It is interesting that Michael Fry addresses the issue of equality solely in terms of income and wealth. And that he appears to regard equality as synonymous with identicalness. Taken together with his focus on practicalities, what this suggests is an attitude to the concept of equality born of a particular, and rather mechanistic, world-view.
If equality is to be measured solely in economic terms then this surely will create serious practical problems. Indeed, the potential difficulties are obvious enough that Mr Fry’s resort to argumentum ad absurdum to make his point seems more than a little excessive. It is not ordinary pay differentials that equality campaigners are condemning, but a system that is geared to accelerating accumulation without regard for the human and societal impact. Or, for that matter, the economic implications.
To put it simply, nobody is suggesting that every member of society should have the same income; only that no-one should be inescapably disadvantaged solely as a consequence of the ‘normal’ functioning of the economy.
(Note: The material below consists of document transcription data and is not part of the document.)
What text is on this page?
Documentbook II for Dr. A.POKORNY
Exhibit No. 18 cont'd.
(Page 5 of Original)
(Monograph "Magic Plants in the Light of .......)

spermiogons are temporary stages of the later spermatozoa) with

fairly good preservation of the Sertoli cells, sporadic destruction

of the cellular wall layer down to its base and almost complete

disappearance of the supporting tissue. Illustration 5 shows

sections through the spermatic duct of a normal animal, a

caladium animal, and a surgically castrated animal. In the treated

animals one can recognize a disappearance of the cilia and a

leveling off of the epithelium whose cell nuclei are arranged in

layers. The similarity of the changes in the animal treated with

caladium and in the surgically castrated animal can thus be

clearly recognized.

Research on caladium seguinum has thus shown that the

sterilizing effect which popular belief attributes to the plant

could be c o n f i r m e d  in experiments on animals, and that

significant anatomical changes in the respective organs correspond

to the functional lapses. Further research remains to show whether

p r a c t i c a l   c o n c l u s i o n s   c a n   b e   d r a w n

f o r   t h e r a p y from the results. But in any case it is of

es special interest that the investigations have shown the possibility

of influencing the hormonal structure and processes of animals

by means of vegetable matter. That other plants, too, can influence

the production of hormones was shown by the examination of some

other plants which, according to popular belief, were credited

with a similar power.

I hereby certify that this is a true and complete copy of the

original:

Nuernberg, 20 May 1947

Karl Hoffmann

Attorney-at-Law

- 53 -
The only purpose served by defining equality as economic identicalness is to provide a self-serving justification for the conclusion that it is an inappropriate matter for public policy; and an unrealistic or even unachievable ambition.
But what if we choose a different measure. Suppose we select a criterion for equality that is not related to money. Or, at least, not directly related to money. We might, for example, think about the matter of power, and the extent to which political power tends to be a function of economic power. We might consider the possibility of offsetting economic power with political power.
Just as a thought experiment, imagine what might happen if everybody on benefits were to have two votes instead of one.
Another possibility, and the one which I think holds considerable promise, is the concept of security. As anyone who has experienced poverty – real poverty – will know, the absolute worst thing about it is, not the deprivation and the degradation, but the hopelessness. It’s not just that you don’t know where the next meal will come from, but the corrosive sense that you will never be sure of your next meal.
It is not the fear of losing your home, but the fact that it can never truly be a home while the threat of losing it looms over you.
It is not the fact of having no money, but the soul-destroying, will-sapping conviction of being trapped in this condition of self-reinforcing, self-perpetuating insecurity.
It’s knowing that, even if a rising tide does raise all ships, it doesn’t help because you are stuck in a rotting, leaky, overcrowded dinghy that you are obliged to rent at exorbitant cost from the bastards in the ships.
It is this insecurity that can, and must, be addressed by public policy. As Michael Fry has been at great pains to explain, it is almost certainly not practically possible that we should all be equally wealthy. But it is perfectly feasible that we should all be equally secure in the essentials of life. That’s what I mean by equality.